With the increased numbers of cataract surgeries, pars plana vitrectomies, and anti-vascular endothelial growth factor (VEGF) injections for other ocular diseases, the risk of endophthalmitis associated with these conditions is increasing (63–68). In the context of blinding eye infections, TLRs have been investigated for their anti-inflammatory therapeutic properties. TLR-based therapeutic approaches have also been investigated in P. aeruginosa keratitis models (69, 70). A prophylactic approach to prevent S. aureus endophthalmitis using the TLR2 ligand Pam3Cys has been reported (26). The absence of TLR2 delayed inflammation in B. cereus endophthalmitis; however, TLR2 and TLR4 pathways each contributed to intraocular inflammation. Furthermore, a complete absence of inflammation was not observed for MyD88 or TRIF adaptor knockout mice, suggesting that there still may be other unidentified innate receptors that can compensate for the loss of TLR signaling.

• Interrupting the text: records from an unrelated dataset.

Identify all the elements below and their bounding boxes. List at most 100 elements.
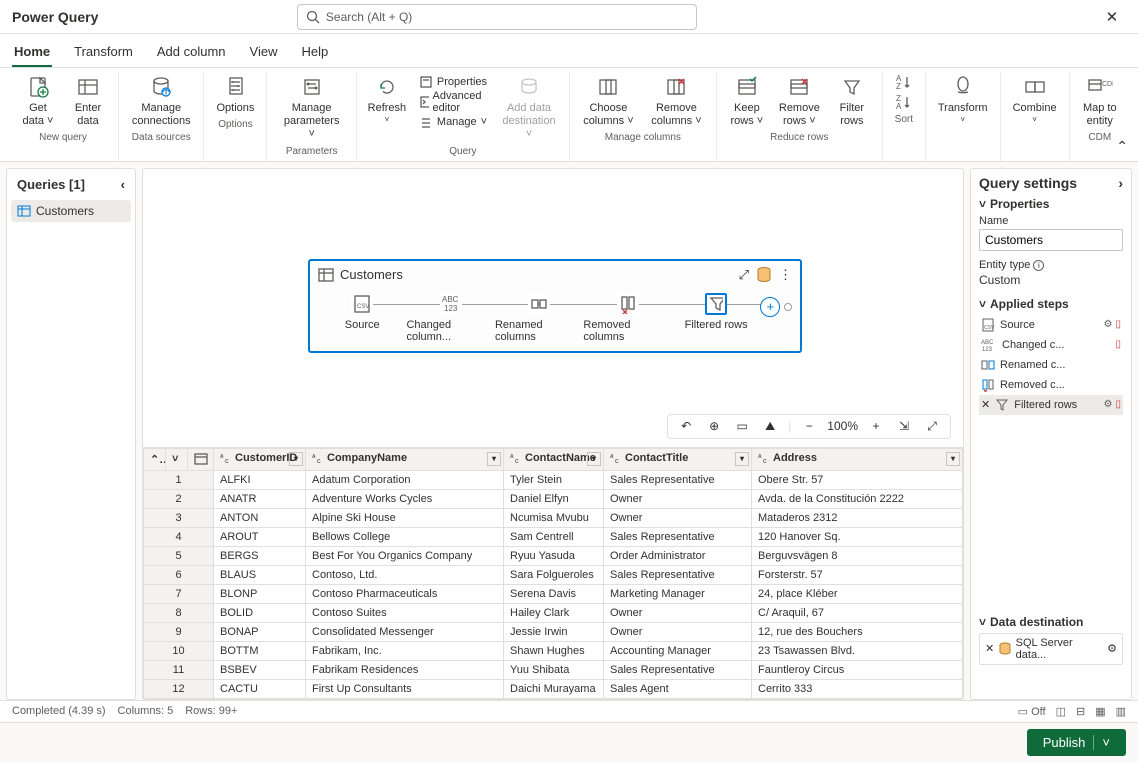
undo-icon[interactable]: ↶ (676, 419, 696, 433)
editor-icon (419, 95, 429, 109)
col-filter-icon[interactable]: ▾ (487, 452, 501, 466)
col-filter-icon[interactable]: ▾ (735, 452, 749, 466)
tab-help[interactable]: Help (299, 40, 330, 67)
fit-icon[interactable]: ▭ (732, 419, 752, 433)
properties-button[interactable]: Properties (415, 72, 491, 92)
expand-up-icon[interactable]: ⌃ (144, 448, 166, 470)
filter-rows-button[interactable]: Filter rows (830, 72, 874, 130)
view-schema-icon[interactable]: ⊟ (1076, 705, 1085, 718)
zoom-out-button[interactable]: − (799, 419, 819, 433)
col-customerid[interactable]: ACCustomerID▾ (214, 448, 306, 470)
step-icon (981, 358, 995, 372)
more-icon[interactable]: ⋮ (779, 267, 792, 283)
transform-button[interactable]: Transform ˅ (934, 72, 992, 126)
table-row[interactable]: 12CACTUFirst Up ConsultantsDaichi Muraya… (144, 679, 963, 698)
table-row[interactable]: 2ANATRAdventure Works CyclesDaniel Elfyn… (144, 489, 963, 508)
step-changed-column[interactable]: ABC123 Changed column... (406, 293, 494, 343)
manage-connections-button[interactable]: Manage connections (127, 72, 195, 130)
table-row[interactable]: 11BSBEVFabrikam ResidencesYuu ShibataSal… (144, 660, 963, 679)
advanced-editor-button[interactable]: Advanced editor (415, 92, 491, 112)
table-menu-icon[interactable] (188, 448, 214, 470)
data-destination-row[interactable]: ✕ SQL Server data... ⚙ (979, 633, 1123, 665)
col-filter-icon[interactable]: ▾ (587, 452, 601, 466)
expand-icon[interactable]: ⤢ (922, 419, 942, 434)
table-row[interactable]: 4AROUTBellows CollegeSam CentrellSales R… (144, 527, 963, 546)
diagram-area[interactable]: Customers ⤢ ⋮ CSV Source ABC123 (143, 169, 963, 447)
remove-destination-icon[interactable]: ✕ (985, 642, 994, 655)
ribbon-collapse-icon[interactable]: ⌃ (1116, 138, 1128, 155)
gear-icon[interactable]: ⚙ (1104, 319, 1113, 330)
collapse-queries-icon[interactable]: ‹ (121, 177, 125, 192)
query-item-customers[interactable]: Customers (11, 200, 131, 222)
table-row[interactable]: 9BONAPConsolidated MessengerJessie Irwin… (144, 622, 963, 641)
col-address[interactable]: ACAddress▾ (752, 448, 963, 470)
choose-columns-button[interactable]: Choose columns ˅ (578, 72, 639, 130)
table-row[interactable]: 5BERGSBest For You Organics CompanyRyuu … (144, 546, 963, 565)
table-row[interactable]: 1ALFKIAdatum CorporationTyler SteinSales… (144, 470, 963, 489)
keep-rows-button[interactable]: Keep rows ˅ (725, 72, 769, 130)
delete-step-icon[interactable]: ✕ (981, 398, 990, 411)
svg-text:C: C (515, 459, 519, 464)
col-filter-icon[interactable]: ▾ (289, 452, 303, 466)
locate-icon[interactable]: ⊕ (704, 419, 724, 433)
tab-home[interactable]: Home (12, 40, 52, 67)
close-button[interactable]: ✕ (1094, 8, 1130, 26)
remove-columns-button[interactable]: Remove columns ˅ (645, 72, 708, 130)
diagram-card[interactable]: Customers ⤢ ⋮ CSV Source ABC123 (308, 259, 802, 353)
view-grid-icon[interactable]: ▦ (1095, 705, 1105, 718)
applied-step[interactable]: CSVSource⚙▯ (979, 315, 1123, 335)
applied-step[interactable]: Renamed c... (979, 355, 1123, 375)
tab-add-column[interactable]: Add column (155, 40, 228, 67)
col-contacttitle[interactable]: ACContactTitle▾ (604, 448, 752, 470)
data-destination-section[interactable]: ˅Data destination (979, 615, 1123, 629)
expand-settings-icon[interactable]: › (1118, 175, 1123, 191)
applied-step[interactable]: ABC123Changed c...▯ (979, 335, 1123, 355)
properties-section[interactable]: ˅Properties (979, 197, 1123, 211)
get-data-button[interactable]: Get data ˅ (16, 72, 60, 130)
query-name-input[interactable] (979, 229, 1123, 251)
collapse-icon[interactable]: ⤢ (739, 267, 749, 283)
applied-step[interactable]: ✕ Filtered rows⚙▯ (979, 395, 1123, 415)
refresh-button[interactable]: Refresh ˅ (365, 72, 409, 144)
step-source[interactable]: CSV Source (318, 293, 406, 331)
transform-icon (950, 74, 976, 100)
table-row[interactable]: 3ANTONAlpine Ski HouseNcumisa MvubuOwner… (144, 508, 963, 527)
gear-icon[interactable]: ⚙ (1104, 399, 1113, 410)
sort-asc-button[interactable]: AZ (891, 72, 917, 92)
table-row[interactable]: 7BLONPContoso PharmaceuticalsSerena Davi… (144, 584, 963, 603)
applied-step[interactable]: Removed c... (979, 375, 1123, 395)
gear-icon[interactable]: ⚙ (1107, 642, 1117, 655)
remove-rows-button[interactable]: Remove rows ˅ (775, 72, 824, 130)
sort-desc-button[interactable]: ZA (891, 92, 917, 112)
publish-button[interactable]: Publish ˅ (1027, 729, 1126, 756)
manage-button[interactable]: Manage ˅ (415, 112, 491, 132)
enter-data-button[interactable]: Enter data (66, 72, 110, 130)
map-icon[interactable]: ⛰ (760, 419, 780, 434)
col-filter-icon[interactable]: ▾ (946, 452, 960, 466)
combine-button[interactable]: Combine ˅ (1009, 72, 1061, 126)
table-row[interactable]: 6BLAUSContoso, Ltd.Sara FolguerolesSales… (144, 565, 963, 584)
map-to-entity-button[interactable]: CDM Map to entity (1078, 72, 1122, 130)
options-button[interactable]: Options (212, 72, 258, 117)
applied-steps-section[interactable]: ˅Applied steps (979, 297, 1123, 311)
step-removed-columns[interactable]: Removed columns (583, 293, 671, 343)
view-table-icon[interactable]: ▥ (1116, 705, 1126, 718)
step-filtered-rows[interactable]: Filtered rows (672, 293, 760, 331)
view-diagram-icon[interactable]: ◫ (1056, 705, 1066, 718)
col-contactname[interactable]: ACContactName▾ (504, 448, 604, 470)
zoom-in-button[interactable]: + (866, 419, 886, 433)
expand-down-icon[interactable]: ˅ (166, 448, 188, 470)
tab-view[interactable]: View (248, 40, 280, 67)
compress-icon[interactable]: ⇲ (894, 419, 914, 433)
table-row[interactable]: 8BOLIDContoso SuitesHailey ClarkOwnerC/ … (144, 603, 963, 622)
info-icon[interactable]: i (1033, 260, 1044, 271)
step-renamed-columns[interactable]: Renamed columns (495, 293, 583, 343)
chevron-down-icon[interactable]: ˅ (1093, 735, 1110, 750)
col-companyname[interactable]: ACCompanyName▾ (306, 448, 504, 470)
manage-parameters-button[interactable]: Manage parameters ˅ (275, 72, 348, 144)
add-step-button[interactable]: + (760, 297, 780, 317)
search-input[interactable]: Search (Alt + Q) (297, 4, 697, 30)
tab-transform[interactable]: Transform (72, 40, 135, 67)
table-row[interactable]: 10BOTTMFabrikam, Inc.Shawn HughesAccount… (144, 641, 963, 660)
toggle-off[interactable]: ▭ Off (1018, 705, 1046, 718)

In conclusion, our study highlights the importance of TLR4 and its signaling adaptor molecules in driving the intraocular inflammatory response and overall disease pathology during experimental B. cereus endophthalmitis. The current study paves the way for identifying potential TLR4 ligands that may serve as targets to reduce bystander damage caused by acute inflammation. As B. cereus endophthalmitis is one of the most rapidly blinding forms of intraocular infection, it is critical to develop therapeutics that address the damaging effects of both the bacterium and the host.